Ils détaillent aussi ce qui serait perdu si les séparations devenaient définitives :

  • perte de la couverture santé subventionnée par l'employeur pendant la grossesse, le rétablissement post-partum et un traitement médical actif ;
  • extinction de droits à congé limités dans le temps ;
  • perte des actions non acquises (equity) ;
  • et déclenchement de conséquences en matière d'immigration.

La plainte s'inscrit dans un climat déjà tendu autour de la surveillance algorithmique des employés chez Meta. L'entreprise avait lancé plus tôt cette année un programme captant frappes clavier, activité de la souris, historique de navigation, messages et données de localisation sur les appareils professionnels.

Mark Zuckerberg avait justifié la démarche par la volonté d'entraîner les systèmes d'IA de l'entreprise sur les comportements de ses employés : « les modèles d'IA apprennent en observant des gens vraiment intelligents faire des choses », avait-il déclaré lors d'une réunion interne rapportée par The Information, ajoutant que l'intelligence moyenne au sein de Meta dépassait largement celle des personnes qu'on pourrait recruter pour effectuer les mêmes tâches.

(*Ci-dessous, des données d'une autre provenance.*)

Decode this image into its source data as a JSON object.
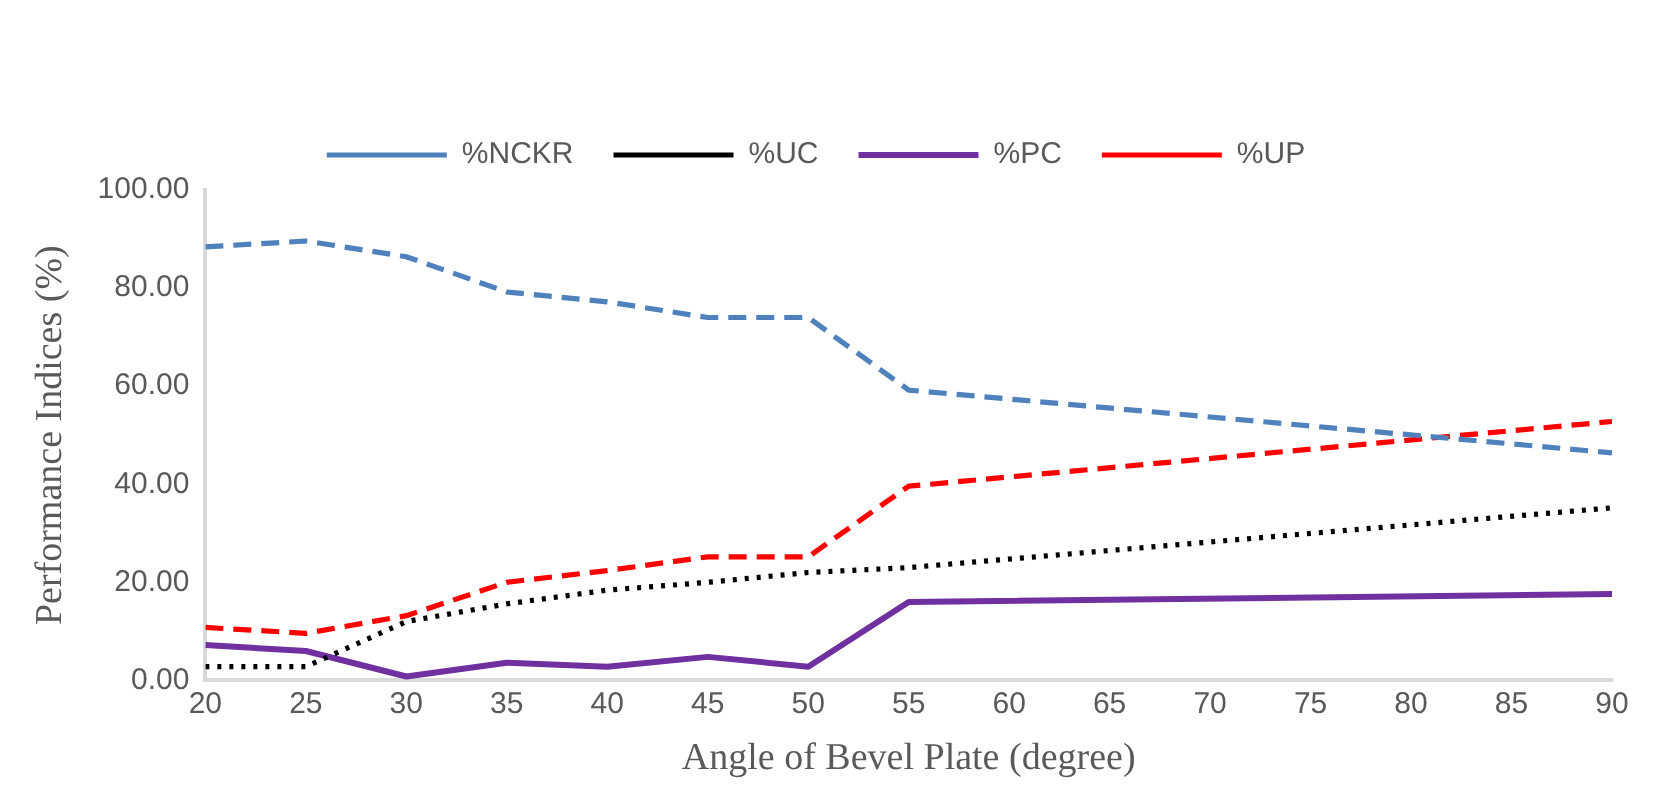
{
  "chart_data": {
    "type": "line",
    "xlabel": "Angle of Bevel Plate (degree)",
    "ylabel": "Performance Indices (%)",
    "xlim": [
      20,
      90
    ],
    "xticks": [
      20,
      25,
      30,
      35,
      40,
      45,
      50,
      55,
      60,
      65,
      70,
      75,
      80,
      85,
      90
    ],
    "ylim": [
      0,
      100
    ],
    "yticks": [
      {
        "value": 0,
        "label": "0.00"
      },
      {
        "value": 20,
        "label": "20.00"
      },
      {
        "value": 40,
        "label": "40.00"
      },
      {
        "value": 60,
        "label": "60.00"
      },
      {
        "value": 80,
        "label": "80.00"
      },
      {
        "value": 100,
        "label": "100.00"
      }
    ],
    "grid": false,
    "legend": "top",
    "marker": "none",
    "series": [
      {
        "name": "%NCKR",
        "color": "#4f81bd",
        "line_style": "dashed",
        "x": [
          20,
          25,
          30,
          35,
          40,
          45,
          50,
          55,
          90
        ],
        "values": [
          88.4,
          89.6,
          86.4,
          79.2,
          77.2,
          74,
          74,
          59.2,
          46.4
        ]
      },
      {
        "name": "%UC",
        "color": "#000000",
        "line_style": "dotted",
        "x": [
          20,
          25,
          30,
          35,
          40,
          45,
          50,
          55,
          90
        ],
        "values": [
          2.8,
          2.8,
          12,
          15.6,
          18.4,
          20,
          22,
          23,
          35.2
        ]
      },
      {
        "name": "%PC",
        "color": "#7030a0",
        "line_style": "solid",
        "x": [
          20,
          25,
          30,
          35,
          40,
          45,
          50,
          55,
          90
        ],
        "values": [
          7.2,
          6,
          0.8,
          3.6,
          2.8,
          4.8,
          2.8,
          16,
          17.6
        ]
      },
      {
        "name": "%UP",
        "color": "#ff0000",
        "line_style": "dashed",
        "x": [
          20,
          25,
          30,
          35,
          40,
          45,
          50,
          55,
          90
        ],
        "values": [
          10.8,
          9.6,
          13.2,
          20,
          22.4,
          25.2,
          25.2,
          39.6,
          52.8
        ]
      }
    ]
  }
}
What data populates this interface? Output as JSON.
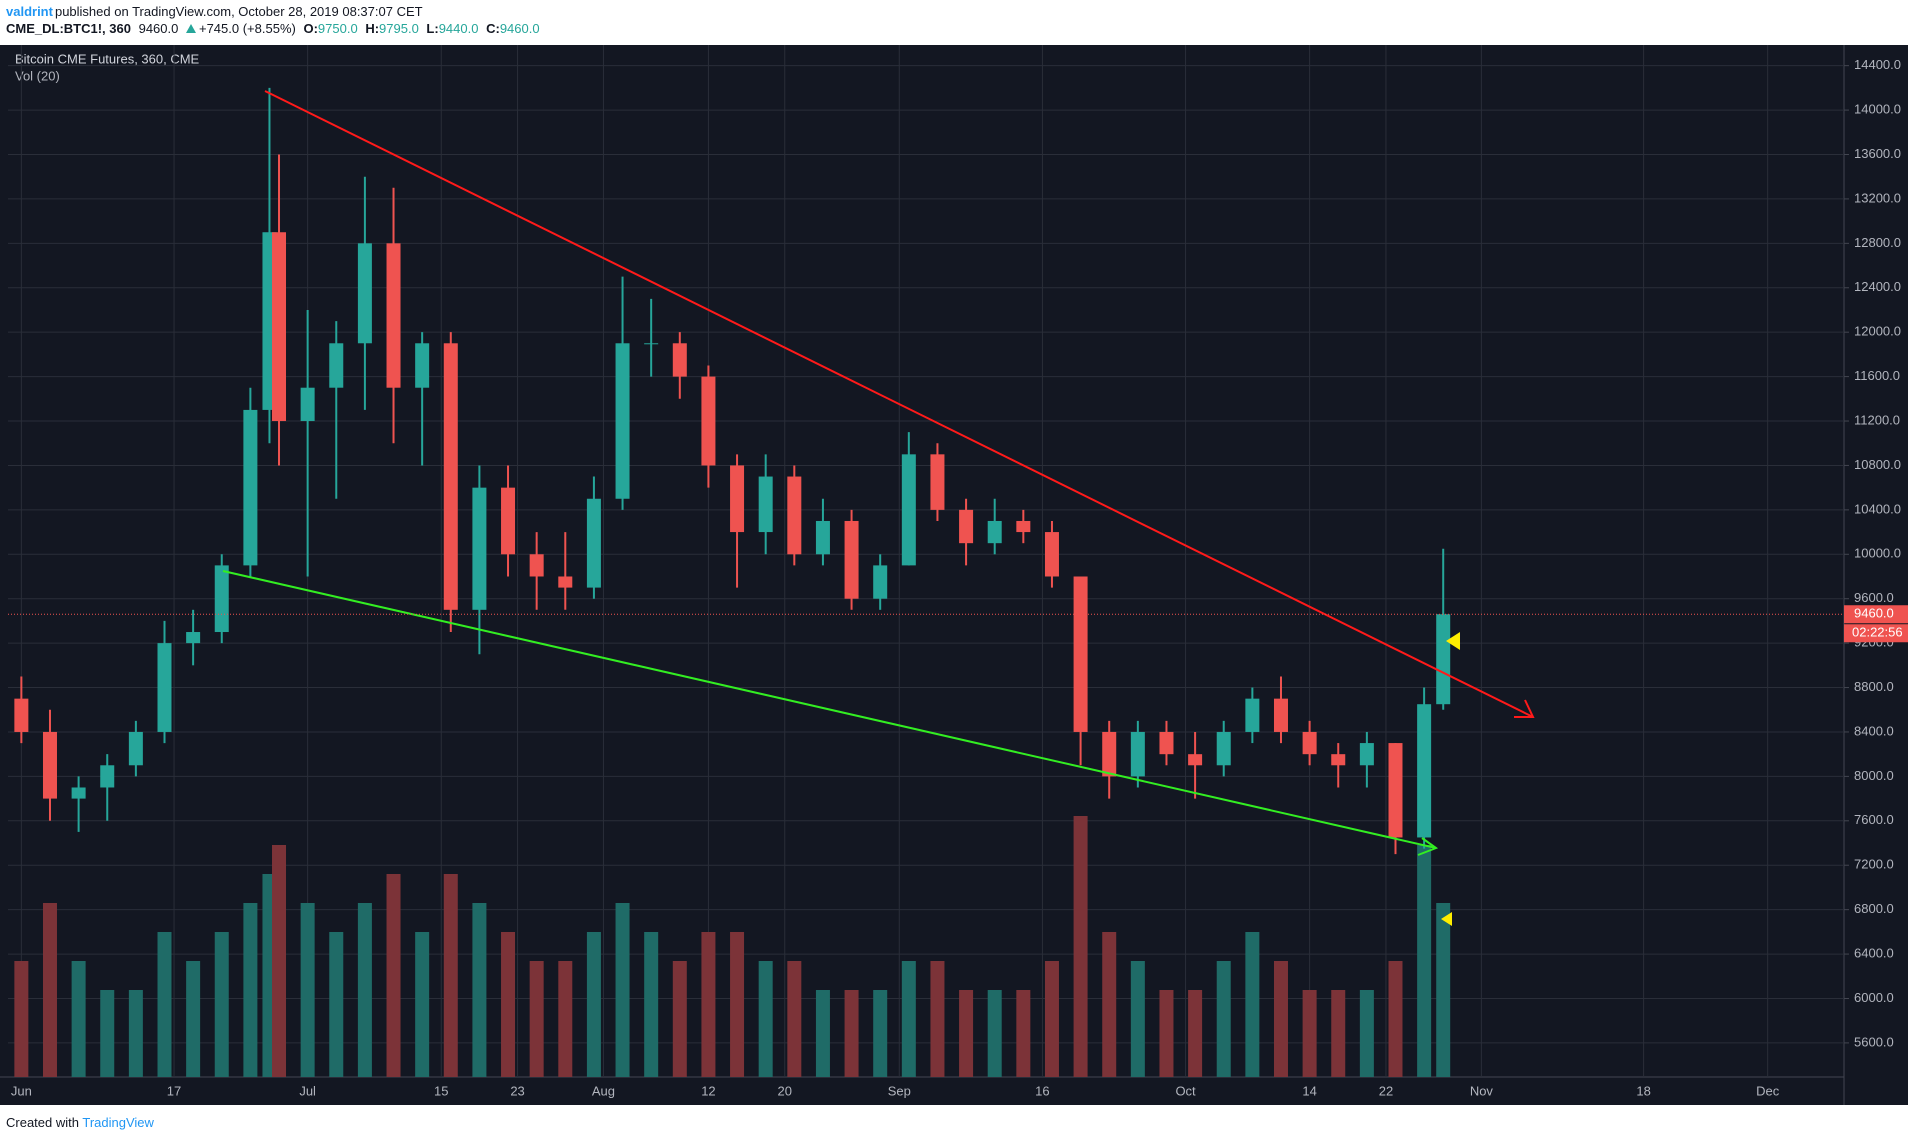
{
  "header": {
    "author": "valdrint",
    "published": "published on TradingView.com, October 28, 2019 08:37:07 CET",
    "symbol": "CME_DL:BTC1!, 360",
    "last": "9460.0",
    "change": "+745.0 (+8.55%)",
    "o_label": "O:",
    "o": "9750.0",
    "h_label": "H:",
    "h": "9795.0",
    "l_label": "L:",
    "l": "9440.0",
    "c_label": "C:",
    "c": "9460.0"
  },
  "chart_data": {
    "type": "candlestick",
    "title": "Bitcoin CME Futures, 360, CME",
    "subtitle": "Vol (20)",
    "up_color": "#26a69a",
    "down_color": "#ef5350",
    "volume_up_color": "#1f6b67",
    "volume_down_color": "#7c3338",
    "grid": true,
    "x": [
      0,
      3,
      6,
      9,
      12,
      15,
      18,
      21,
      24,
      26,
      27,
      30,
      33,
      36,
      39,
      42,
      45,
      48,
      51,
      54,
      57,
      60,
      63,
      66,
      69,
      72,
      75,
      78,
      81,
      84,
      87,
      90,
      93,
      96,
      99,
      102,
      105,
      108,
      111,
      114,
      117,
      120,
      123,
      126,
      129,
      132,
      135,
      138,
      141,
      144,
      147,
      149
    ],
    "open": [
      8700,
      8400,
      7800,
      7900,
      8100,
      8400,
      9200,
      9300,
      9900,
      11300,
      12900,
      11200,
      11500,
      11900,
      12800,
      11500,
      11900,
      9500,
      10600,
      10000,
      9800,
      9700,
      10500,
      11900,
      11900,
      11600,
      10800,
      10200,
      10700,
      10000,
      10300,
      9600,
      9900,
      10900,
      10400,
      10100,
      10300,
      10200,
      9800,
      8400,
      8000,
      8400,
      8200,
      8100,
      8400,
      8700,
      8400,
      8200,
      8100,
      8300,
      7450,
      8650
    ],
    "high": [
      8900,
      8600,
      8000,
      8200,
      8500,
      9400,
      9500,
      10000,
      11500,
      14200,
      13600,
      12200,
      12100,
      13400,
      13300,
      12000,
      12000,
      10800,
      10800,
      10200,
      10200,
      10700,
      12500,
      12300,
      12000,
      11700,
      10900,
      10900,
      10800,
      10500,
      10400,
      10000,
      11100,
      11000,
      10500,
      10500,
      10400,
      10300,
      9800,
      8500,
      8500,
      8500,
      8400,
      8500,
      8800,
      8900,
      8500,
      8300,
      8400,
      8300,
      8800,
      10050
    ],
    "low": [
      8300,
      7600,
      7500,
      7600,
      8000,
      8300,
      9000,
      9200,
      9800,
      11000,
      10800,
      9800,
      10500,
      11300,
      11000,
      10800,
      9300,
      9100,
      9800,
      9500,
      9500,
      9600,
      10400,
      11600,
      11400,
      10600,
      9700,
      10000,
      9900,
      9900,
      9500,
      9500,
      9900,
      10300,
      9900,
      10000,
      10100,
      9700,
      8100,
      7800,
      7900,
      8100,
      7800,
      8000,
      8300,
      8300,
      8100,
      7900,
      7900,
      7300,
      7350,
      8600
    ],
    "close": [
      8400,
      7800,
      7900,
      8100,
      8400,
      9200,
      9300,
      9900,
      11300,
      12900,
      11200,
      11500,
      11900,
      12800,
      11500,
      11900,
      9500,
      10600,
      10000,
      9800,
      9700,
      10500,
      11900,
      11900,
      11600,
      10800,
      10200,
      10700,
      10000,
      10300,
      9600,
      9900,
      10900,
      10400,
      10100,
      10300,
      10200,
      9800,
      8400,
      8000,
      8400,
      8200,
      8100,
      8400,
      8700,
      8400,
      8200,
      8100,
      8300,
      7450,
      8650,
      9460
    ],
    "volume": [
      4,
      6,
      4,
      3,
      3,
      5,
      4,
      5,
      6,
      7,
      8,
      6,
      5,
      6,
      7,
      5,
      7,
      6,
      5,
      4,
      4,
      5,
      6,
      5,
      4,
      5,
      5,
      4,
      4,
      3,
      3,
      3,
      4,
      4,
      3,
      3,
      3,
      4,
      9,
      5,
      4,
      3,
      3,
      4,
      5,
      4,
      3,
      3,
      3,
      4,
      8,
      6
    ],
    "vlim": [
      0,
      10
    ],
    "xlim": [
      -1.4,
      191
    ],
    "ylim": [
      5293,
      14586
    ],
    "xticks": [
      {
        "value": 0,
        "label": "Jun"
      },
      {
        "value": 16,
        "label": "17"
      },
      {
        "value": 30,
        "label": "Jul"
      },
      {
        "value": 44,
        "label": "15"
      },
      {
        "value": 52,
        "label": "23"
      },
      {
        "value": 61,
        "label": "Aug"
      },
      {
        "value": 72,
        "label": "12"
      },
      {
        "value": 80,
        "label": "20"
      },
      {
        "value": 92,
        "label": "Sep"
      },
      {
        "value": 107,
        "label": "16"
      },
      {
        "value": 122,
        "label": "Oct"
      },
      {
        "value": 135,
        "label": "14"
      },
      {
        "value": 143,
        "label": "22"
      },
      {
        "value": 153,
        "label": "Nov"
      },
      {
        "value": 170,
        "label": "18"
      },
      {
        "value": 183,
        "label": "Dec"
      }
    ],
    "yticks": [
      {
        "value": 5600,
        "label": "5600.0"
      },
      {
        "value": 6000,
        "label": "6000.0"
      },
      {
        "value": 6400,
        "label": "6400.0"
      },
      {
        "value": 6800,
        "label": "6800.0"
      },
      {
        "value": 7200,
        "label": "7200.0"
      },
      {
        "value": 7600,
        "label": "7600.0"
      },
      {
        "value": 8000,
        "label": "8000.0"
      },
      {
        "value": 8400,
        "label": "8400.0"
      },
      {
        "value": 8800,
        "label": "8800.0"
      },
      {
        "value": 9200,
        "label": "9200.0"
      },
      {
        "value": 9600,
        "label": "9600.0"
      },
      {
        "value": 10000,
        "label": "10000.0"
      },
      {
        "value": 10400,
        "label": "10400.0"
      },
      {
        "value": 10800,
        "label": "10800.0"
      },
      {
        "value": 11200,
        "label": "11200.0"
      },
      {
        "value": 11600,
        "label": "11600.0"
      },
      {
        "value": 12000,
        "label": "12000.0"
      },
      {
        "value": 12400,
        "label": "12400.0"
      },
      {
        "value": 12800,
        "label": "12800.0"
      },
      {
        "value": 13200,
        "label": "13200.0"
      },
      {
        "value": 13600,
        "label": "13600.0"
      },
      {
        "value": 14000,
        "label": "14000.0"
      },
      {
        "value": 14400,
        "label": "14400.0"
      }
    ],
    "last_price_label": "9460.0",
    "countdown": "02:22:56"
  },
  "footer": {
    "created": "Created with",
    "brand": "TradingView"
  }
}
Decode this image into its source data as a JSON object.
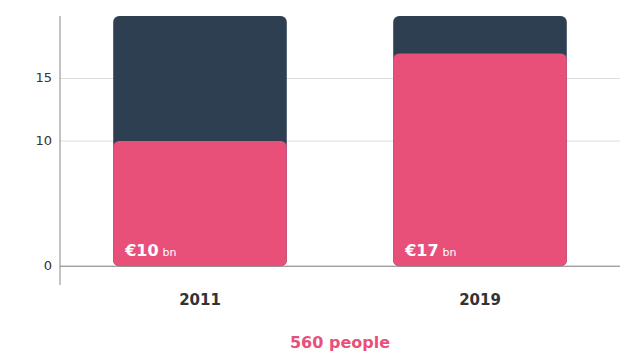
{
  "chart_data": {
    "type": "bar",
    "categories": [
      "2011",
      "2019"
    ],
    "series": [
      {
        "color": "#2e3f52",
        "values": [
          20,
          20
        ]
      },
      {
        "color": "#e8507a",
        "values": [
          10,
          17
        ]
      }
    ],
    "ylim": [
      -1.5,
      20
    ],
    "yticks": [
      0,
      10,
      15
    ],
    "annotations": [
      [
        "€10",
        "bn"
      ],
      [
        "€17",
        "bn"
      ]
    ],
    "subtitle": "560 people"
  }
}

Le programme avait été annoncé, selon la plainte, via une simple publication interne signée par un ingénieur plutôt que par un dirigeant. Plus de 1 600 employés avaient signé une pétition dénonçant une atteinte à leur vie privée. Face à cette contestation, Zuckerberg a annoncé en juin la mise en pause du dispositif.

Meta conteste fermement les accusations. Un porte-parole de l'entreprise a écrit dans un e-mail adressé au Guardian : « Ces allégations sont infondées et ne reposent pas sur des faits. La gestion des effectifs et les décisions organisationnelles ont été et sont prises par des humains, pas par l'IA. » Les avocats des plaignants, eux, affirment que « Meta a délibérément tenu secrets les mécanismes de son processus de sélection auprès de ses employés ».